‘Perfect storm’ causing industry ‘nosedive’

Posted on 19 Sep 2019 and read 558 times
‘Perfect storm’ causing industry ‘nosedive’Britain’s manufacturers are firmly in a ‘nosedive’ as the ‘perfect storm’ of Brexit uncertainty, a slowdown in major markets and trade wars take their toll, according to a survey published by Make UK (the manufacturers’ organisation) and business advisory firm BDO.

This Manufacturing Outlook survey comes on the back of the latest PMI data showing that all indicators have weakened significantly, with investment and domestic orders in particular turning negative.

The survey also shows that a weaker currency is providing no solace, with export orders down despite prices falling. This indicates that foreign customers are not buying British goods, even though they are 6% cheaper than this time last year.

Tom Lawton, head of manufacturing at BDO (www.bdo.co.uk), said: “Global competition, skills shortages, lack of a coherent industrial strategy from Government and continuing technological disruption have made UK manufacturing a challenging sector for decades.

The long shadow cast by the possibilities of a ‘no-deal’ Brexit and the uncertainty of recent months has only added to the difficulties for the sector.

“A cliff-edge decision on a ‘deal’ or ‘no-deal’ Brexit will mean a double whammy of continuing weaker demand for products and fundamental disruption to supply chains.

The impact on supply chains will be particularly felt in the UK automotive sector, where car parts are sourced from different European countries and delivered on a just-in-time basis before being finally assembled in the UK.

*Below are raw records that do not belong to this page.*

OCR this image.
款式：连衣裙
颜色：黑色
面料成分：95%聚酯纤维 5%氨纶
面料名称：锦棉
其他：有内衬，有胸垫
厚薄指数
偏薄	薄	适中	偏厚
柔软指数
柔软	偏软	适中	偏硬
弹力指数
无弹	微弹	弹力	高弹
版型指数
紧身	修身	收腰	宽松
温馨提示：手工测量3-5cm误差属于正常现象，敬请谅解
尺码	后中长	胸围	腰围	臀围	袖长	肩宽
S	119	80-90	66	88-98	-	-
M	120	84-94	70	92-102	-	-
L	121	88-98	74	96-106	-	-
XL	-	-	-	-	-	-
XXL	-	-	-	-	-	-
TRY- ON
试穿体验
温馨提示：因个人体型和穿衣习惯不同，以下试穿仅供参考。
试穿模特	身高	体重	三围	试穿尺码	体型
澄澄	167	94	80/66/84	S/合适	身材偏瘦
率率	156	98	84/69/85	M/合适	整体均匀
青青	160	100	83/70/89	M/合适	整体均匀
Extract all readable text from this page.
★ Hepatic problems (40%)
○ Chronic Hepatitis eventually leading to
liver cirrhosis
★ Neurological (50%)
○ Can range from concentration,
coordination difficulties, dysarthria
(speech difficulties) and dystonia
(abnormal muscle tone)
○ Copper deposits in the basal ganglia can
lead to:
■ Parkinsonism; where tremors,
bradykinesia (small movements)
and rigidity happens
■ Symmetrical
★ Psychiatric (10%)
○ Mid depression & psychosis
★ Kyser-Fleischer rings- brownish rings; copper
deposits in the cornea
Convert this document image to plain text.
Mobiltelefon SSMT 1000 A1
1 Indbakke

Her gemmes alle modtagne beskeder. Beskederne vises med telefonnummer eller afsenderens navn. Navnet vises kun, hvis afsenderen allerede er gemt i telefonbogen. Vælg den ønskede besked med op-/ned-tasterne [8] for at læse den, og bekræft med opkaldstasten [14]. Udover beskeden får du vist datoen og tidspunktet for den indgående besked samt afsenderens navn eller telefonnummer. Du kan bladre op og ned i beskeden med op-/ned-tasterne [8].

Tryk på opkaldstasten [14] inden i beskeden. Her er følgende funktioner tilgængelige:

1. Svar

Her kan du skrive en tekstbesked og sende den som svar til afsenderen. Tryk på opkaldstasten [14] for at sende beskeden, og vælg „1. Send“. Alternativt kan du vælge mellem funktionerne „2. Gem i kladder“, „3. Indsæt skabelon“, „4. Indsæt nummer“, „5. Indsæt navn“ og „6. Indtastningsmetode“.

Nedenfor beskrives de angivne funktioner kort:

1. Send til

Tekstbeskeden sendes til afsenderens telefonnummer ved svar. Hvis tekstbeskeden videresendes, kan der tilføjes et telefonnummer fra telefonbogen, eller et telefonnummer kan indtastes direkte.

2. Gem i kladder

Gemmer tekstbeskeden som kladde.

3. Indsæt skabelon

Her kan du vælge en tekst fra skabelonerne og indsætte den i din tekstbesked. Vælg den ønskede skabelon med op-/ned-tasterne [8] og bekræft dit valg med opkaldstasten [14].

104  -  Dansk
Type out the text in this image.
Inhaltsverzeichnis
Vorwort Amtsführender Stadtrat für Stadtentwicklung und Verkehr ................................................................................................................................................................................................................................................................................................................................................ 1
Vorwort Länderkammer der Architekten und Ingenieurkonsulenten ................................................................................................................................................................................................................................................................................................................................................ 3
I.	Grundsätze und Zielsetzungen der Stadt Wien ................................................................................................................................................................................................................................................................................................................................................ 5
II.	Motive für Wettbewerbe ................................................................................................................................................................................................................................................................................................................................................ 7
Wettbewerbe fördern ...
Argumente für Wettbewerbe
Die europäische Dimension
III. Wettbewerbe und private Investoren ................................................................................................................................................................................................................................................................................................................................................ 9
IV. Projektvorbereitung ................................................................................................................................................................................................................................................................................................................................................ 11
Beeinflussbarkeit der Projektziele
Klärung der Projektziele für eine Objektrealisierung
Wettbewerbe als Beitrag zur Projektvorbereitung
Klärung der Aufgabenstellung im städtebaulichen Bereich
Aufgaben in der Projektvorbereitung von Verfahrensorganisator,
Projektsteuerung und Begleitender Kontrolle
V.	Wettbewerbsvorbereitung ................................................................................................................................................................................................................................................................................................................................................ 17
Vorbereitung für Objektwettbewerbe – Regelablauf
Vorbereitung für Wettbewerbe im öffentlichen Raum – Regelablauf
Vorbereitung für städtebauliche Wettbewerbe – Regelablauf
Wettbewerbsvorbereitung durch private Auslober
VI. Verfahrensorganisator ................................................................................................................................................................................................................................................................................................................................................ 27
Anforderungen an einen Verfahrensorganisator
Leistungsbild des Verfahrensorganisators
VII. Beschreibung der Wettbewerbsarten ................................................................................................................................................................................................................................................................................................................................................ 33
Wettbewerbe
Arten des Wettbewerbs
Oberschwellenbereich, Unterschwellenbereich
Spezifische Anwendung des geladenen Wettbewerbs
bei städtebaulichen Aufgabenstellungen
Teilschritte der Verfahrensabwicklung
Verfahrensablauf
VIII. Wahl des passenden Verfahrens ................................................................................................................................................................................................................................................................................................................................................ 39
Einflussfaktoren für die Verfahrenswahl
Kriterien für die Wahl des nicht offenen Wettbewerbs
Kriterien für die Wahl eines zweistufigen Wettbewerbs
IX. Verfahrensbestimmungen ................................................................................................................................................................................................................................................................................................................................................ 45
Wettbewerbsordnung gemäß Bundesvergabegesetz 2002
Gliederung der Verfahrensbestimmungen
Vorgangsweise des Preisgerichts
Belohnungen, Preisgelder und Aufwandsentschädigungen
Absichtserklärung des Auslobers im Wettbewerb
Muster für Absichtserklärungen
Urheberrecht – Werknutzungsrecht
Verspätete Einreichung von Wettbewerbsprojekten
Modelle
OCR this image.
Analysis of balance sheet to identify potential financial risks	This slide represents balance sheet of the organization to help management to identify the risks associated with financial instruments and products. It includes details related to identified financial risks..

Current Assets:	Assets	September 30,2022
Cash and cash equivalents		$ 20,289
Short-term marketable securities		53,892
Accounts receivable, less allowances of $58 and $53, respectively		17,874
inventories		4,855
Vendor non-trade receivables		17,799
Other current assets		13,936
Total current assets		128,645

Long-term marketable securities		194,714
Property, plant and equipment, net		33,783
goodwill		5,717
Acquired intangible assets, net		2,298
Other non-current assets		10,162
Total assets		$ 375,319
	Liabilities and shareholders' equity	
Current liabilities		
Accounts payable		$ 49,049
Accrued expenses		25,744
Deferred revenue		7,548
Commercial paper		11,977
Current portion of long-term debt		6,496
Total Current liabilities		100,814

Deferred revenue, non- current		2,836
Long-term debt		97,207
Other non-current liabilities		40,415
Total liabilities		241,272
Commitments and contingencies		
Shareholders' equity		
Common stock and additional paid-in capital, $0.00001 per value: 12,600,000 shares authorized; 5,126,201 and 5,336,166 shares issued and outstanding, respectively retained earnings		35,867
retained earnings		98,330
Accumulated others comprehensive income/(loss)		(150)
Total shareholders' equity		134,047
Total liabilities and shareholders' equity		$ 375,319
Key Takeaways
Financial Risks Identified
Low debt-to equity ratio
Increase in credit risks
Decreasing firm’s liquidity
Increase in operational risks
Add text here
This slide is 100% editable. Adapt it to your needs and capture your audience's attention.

“Already suffering from a fall in output for 14 successive months, car assembly — the jewel in the crown of UK manufacturing — would be hit particularly hard by a ‘no-deal’ Brexit.

The Government must strain every sinew to reach a Brexit ‘deal’ that protects UK manufacturing.

“With this harsh outlook it is not surprising that both investment and recruitment intentions have also weakened significantly. Recruitment has continued the decline witnessed for the last four quarters.

“Furthermore, investment intentions, which have been paralysed for the last year, have now entered negative territory for the first time since Q3 2016 — the immediate aftermath of the Brexit referendum.”

As a result of this weakening picture, Make UK is now forecasting manufacturing growth of just 0.1% in 2019 (down from 0.2%) and 0.6% in 2020 (down from 0.8%).

GDP is forecast at 1.1% in 2019 and 1.4% in 2020.

Make UK says these forecasts are based on avoiding a ‘no-deal’ Brexit.